Casos e controles foram selecionados do SIM, Sinasc e pela busca ativa em diferentes locais como cartórios, cemitérios, parteiras tradicionais, dentre outros. Entre 2010 e 2011 entrevistadoras treinadas e supervisionadas, guiadas por um roteiro estruturado previamente, coletaram dados no domicílio mediante entrevistas aos responsáveis pelas crianças selecionadas, o que constituiu a fonte de dados. Foram selecionados 1.951 controles e 530 casos (3,6 controles por caso). Após a retirada dos indivíduos com perdas de informação em algumas variáveis de interesse, ficamos com 1.772 controles e 412 casos.
As variáveis de interesse foram aquelas que poderiam influenciar de alguma forma o acesso e o uso dos serviços de saúde. Após relacionadas essas variáveis, foi feita análise descritiva, excluíram‐se aquelas que apresentaram 10% ou mais de ausência de informação (local do pré‐natal, locomoção ao local do pré‐natal, tempo para chegar à unidade do pré‐natal, feitura de exames, pesagem, aferição da pressão arterial, mensuração da altura uterina, ausculta de batimento cardiofetais, orientação prévia quanto a maternidade do parto, momento de ruptura da bolsa amniótica, APGAR e peso ao nascer).

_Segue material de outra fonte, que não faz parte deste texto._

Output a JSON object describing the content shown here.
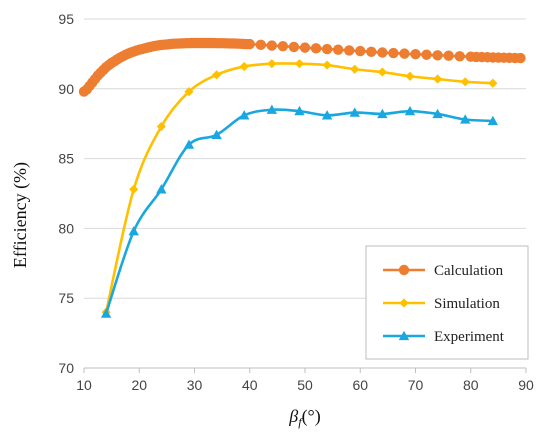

Posteriormente foi feita regressão logística bivariada e aquelas que apresentaram p‐valor igual ou superior a 20% foram excluídas: tratamento de esgoto, sexo do bebê e tabagismo na gestação. Por sua vez, as variáveis que apresentaram p‐valor abaixo de 20% foram organizadas em um modelo teórico hierarquizado (fig. 1) segundo proposta adaptada de Lima, Carvalho e Vasconcelos.5 Na regressão logística hierarquizada adotou‐se a proposta de Victora6 segundo a qual as variáveis são introduzidas por nível de proximidade em relação ao desfecho, iniciou‐se com as do nível distal. Para a manutenção das variáveis em cada nível hierárquico foi definido o critério de p‐valor inferior a 5%. Variáveis de um determinado nível que perderam significância com a inclusão de variáveis do nível seguinte permaneceram no modelo.
Variáveis inseridas a cada nível durante a modelagem hierarquizada para o óbito neonatal. Adaptado de Lima et al.5
Os modelos de cada nível foram comparados pelo critério de informação de Akaike (AIC). Foram usados os softwares SPSS (IBM Corp. Released 2012. IBM SPSS Statistics para Windows, versão 21.0, NY, EUA) e R versão 3.3.0 para análise estatística dos dados.
A mortalidade neonatal foi considerada quando houve óbito de nascidos vivos entre 0 e 27 dias de vida, subdividida em neonatal precoce, quando o óbito ocorre até o sexto dia de vida, e em neonatal tardia, quando o óbito acontece a partir do sétimo dia de vida. Para garantir a independência dos eventos, foi escolhido apenas o primeiro gemelar listado, foram excluídos os outros.
O escore Abipeme é uma proxis do nível socioeconômico medido com base no consumo familiar, de acordo com a Associação Brasileira de Institutos de Pesquisa de Mercado, considerados como melhor nível o “A” e pior o “E”.
O risco gestacional foi definido quando a gestante apresentava ao menos uma destas morbidades: soropositividade ao HIV e/ou sífilis, RH negativo, doença arterial crônica, ameaça de parto prematuro, convulsão, internação por causa obstétrica, uso de medicação para hipertensão ou uso de medicação para diabetes.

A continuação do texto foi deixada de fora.